Алексей: Такая точка зрения есть, но мы с ней не согласны. Да, мы можем рассуждать о так называемом преодолении пола, о таком сильном голоде, который стирает гендерные различия между людьми: в апокалиптическом мире гуманитарной катастрофы, где от дистрофии пропадает менструация, лактация и потенция, выпадают волосы, ногти и зубы, сохранить себя как личность – это буквально сохранить себя как мужчину или женщину. Блокадные дневники – это страшный, но очень информативный для историков материал, который показывает, как люди борются за сохранение или возвращение утраченной мужественности или женственности, рефлексируют об этом. Однако мы не должны думать о том, что эта деградация телесности – синоним того, что гендерная идентичность почему-то становится размытой. Наоборот, она только заостряется.
«Гендерный взгляд», при помощи которого мы объективируем себя и друг друга, а государство объективирует население, в блокаду не исчезает. Художники и поэты продолжают описывать мужское и женское тело как аллегории героизма и дистрофии. Пропагандисты и радиоведущие обращаются не просто к людям – они объясняют, что значит быть настоящими мужчинами и женщинами. Гендерные роли оказываются в прямой созависимости со стратегиями выживания (поиск пищи, топлива, информации, дополнительных привилегий, забота друг о друге, распределение обязанностей и т.д.), которые воплощаются в обретении новых ролей и ценностей. Поэтому – нет, даже перед лицом смерти гендерная идентичность никуда не девается – и как часть внутренних представлений о самом себе, и как часть внешних образов, которые навязываются обществом, государством, армией, медициной, идеологией.
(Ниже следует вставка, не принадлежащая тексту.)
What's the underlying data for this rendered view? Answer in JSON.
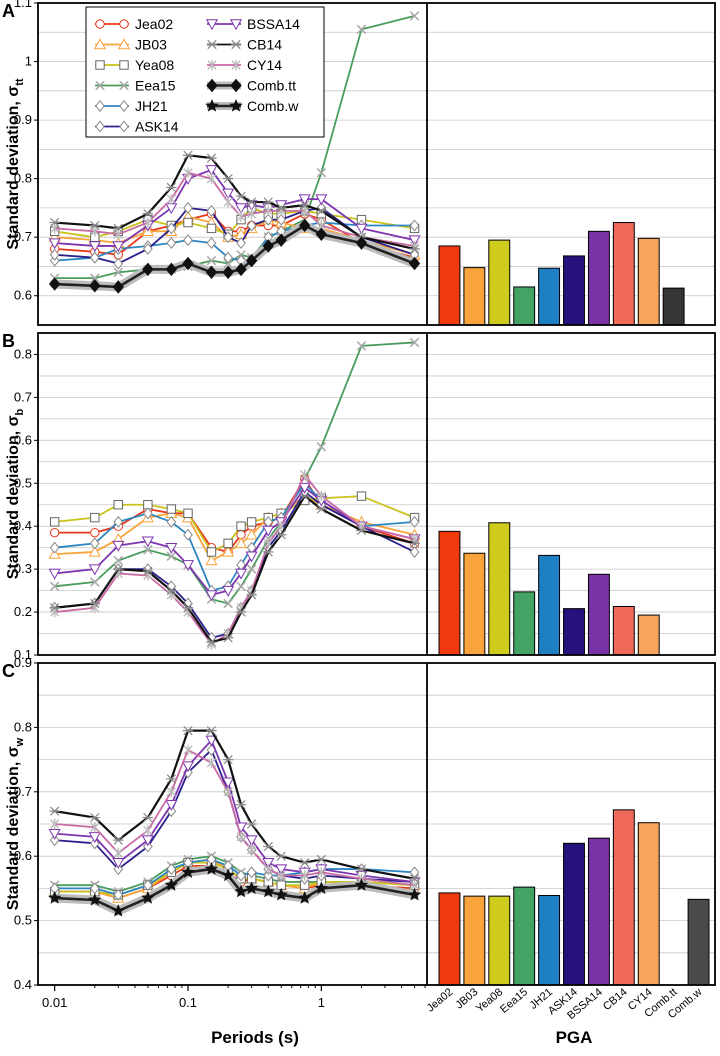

Просто «человека» не существует, и блокадные дневники только лишний раз доказывают, что никакое высказывания не является бесполым.

– Ваша работа основана на гендерной теории Лидии Яковлевны Гинзбург. Вы пишите о том, что уже в 20-е годы она начала создавать свою феминистскую концепцию, которую сегодня можно «переоткрыть» и плодотворно использовать в научных исследованиях. Расскажите, что это за концепция и почему столько лет учёные её не замечали?
Алексей: Лидия Гинзбург – автор знаменитых «Записок блокадного человека», «Прозы войны» и «Дня Оттера», свидетель блокады, нашедший в себе силы изучать её повседневную жизнь со стороны как учёный. Хотя Гинзбург, естественно, не использует в 1940-е годы слово «гендер», она крайне внимательна к проявлениям мужского и женского в блокадном городе. Во вступительной статье к сборнику мы анализируем её тексты не как исторический источник, как это делали наши предшественники, а именно как источник научной теории – гендерной антропологии, которая складывается в триаду её оригинальных концептов: «автоконцепция», «самоутверждение» и гендерный «взгляд». Гинзбург не создавала феминистскую теорию, хотя и предвосхитила её. Она создавала универсальную теорию, в которой гендер является базовой категорией субъективности, определяющим фактором самосознания всякого человека и его/её кризисов. Женский взгляд и мужской взгляд, их перекрестья интересовали её в одинаковой мере.
Находясь в блокадном и послевоенном Ленинграде, Гинзбург формулирует вопросы, которые звучат поразительно остро и актуально даже в 2025 году. Почему утрата женственности или мужественности – это глубочайшая травма для любой личности? Что значит «настоящая женщина» или «настоящий мужчина» как политические, идеологические концепты? Как женщина самоутверждается, осваивая профессию, которую раньше считали мужской? Как государство по-разному мобилизует мужчин и женщин? Почему литература, театр и кино изображают мужчин и женщин так, а не иначе? Почему мужчины и женщины по-разному воспринимают время и быт, по-разному переживают страдания? Все эти и другие вопросы позволяют нам, историкам, глубже понять то, как женские и мужские дневники блокады структурируют гендерный взгляд советского человека.